Frost’s poems often deal with, or rather describe, rural life in New England. They are simple to read and easy to understand. For this reason, many of Frost’s poems are prescribed as lessons for children to read in schools not only in America but all over the world. But for all their simplicity, most of Frost’s poems have profound underlying meanings in them. This is the reason why his works command a great deal of respect in the Poetic world.
Many of us might be familiar with the book of Proverbs in the Bible. Often when one reads the book of Proverbs, one feels that the author of the book is stating the obvious. But a deeper look at each verse will elucidate the wealth of meaning packed into those small verses. Many of Frost’s poems are like that. He very often describes the everyday activities in rural New England and yet, if one were but to cast a second and more detailed glance at the seemingly simple poems, one can uncover the keen insight that Frost displays in many matters of human nature.
Most of his poems are subtle commentaries on the various characteristic traits that many of us human beings possess. Having said that, it must also be said that though Frost, in his characteristically simply style, brings to light the many vagaries of human nature, he does not really condemn anyone for displaying these characteristics. In fact he places himself in many of his poems, showing that he too is susceptible to the myriad human emotions he sets out to show the world.
One of his very famous poems is “The Road Not Taken”. In this poem, Frost deals with the choices a person is presented in life and what the outcome of our choices is.
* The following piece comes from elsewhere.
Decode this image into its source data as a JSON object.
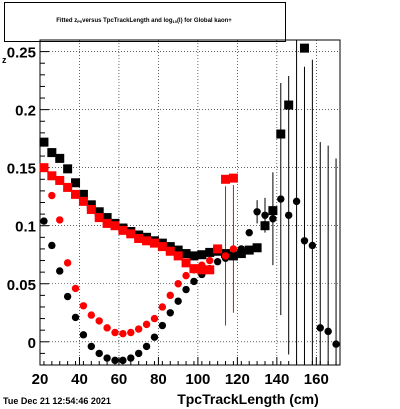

On the first glance, it is a poem about a man, probably the poet, who stands at a crossroads debating as to which road to take. He stands debating for a while, and then he chooses to take the path less traveled by, thinking that he might take the other path some other day, full knowing that that day may never come as his path might take him to a point where he cannot return to try the other road. The poem concludes with the man reflecting that some day he will be telling someone, presumably his children or grandchildren, about this day when he made the choice to follow this road.
On closer analysis, Frost is talking not just about two roads, but about each and every choice we make as individuals in this life. In every situation, we have two choices. What we choose determines our future, step by step. The second verse tells us that we ultimately end up choosing one or the other of the choices, like numerous people before us who have faced similar choices, some reacting like we did, and others reacting not like us.
The third verse tells us that though both choices may seem equally good or equally bad, our choosing of one will effectually cancel out our shot at choosing the other. Every choice we make leads us relentlessly to another set of choices and so on, and there is almost no chance of us getting back to where we started to see what the outcome would be if we tried the other choice.
The fourth verse sums it all up to say that every choice we make leads us closer and closer to what our life will finally look and be like. We might, like the poet, one day reflect upon all the choices we made throughout life to get a better understanding of what we are and who we are.
This poem is a profound yet simple statement on one of life’s inevitable occurrences. There might just be one other person who can have clothed these similar thoughts in the most beautiful way possible – the great Charles Dickens. In one of my favorite quotes from his wonderful book Great Expectations, he writes about life’s choices in this way: “Pause you who read this, and think for a moment of the long chain of iron or gold, of thorns or flowers, that would never have bound you, but for the formation of the first link on one memorable day.”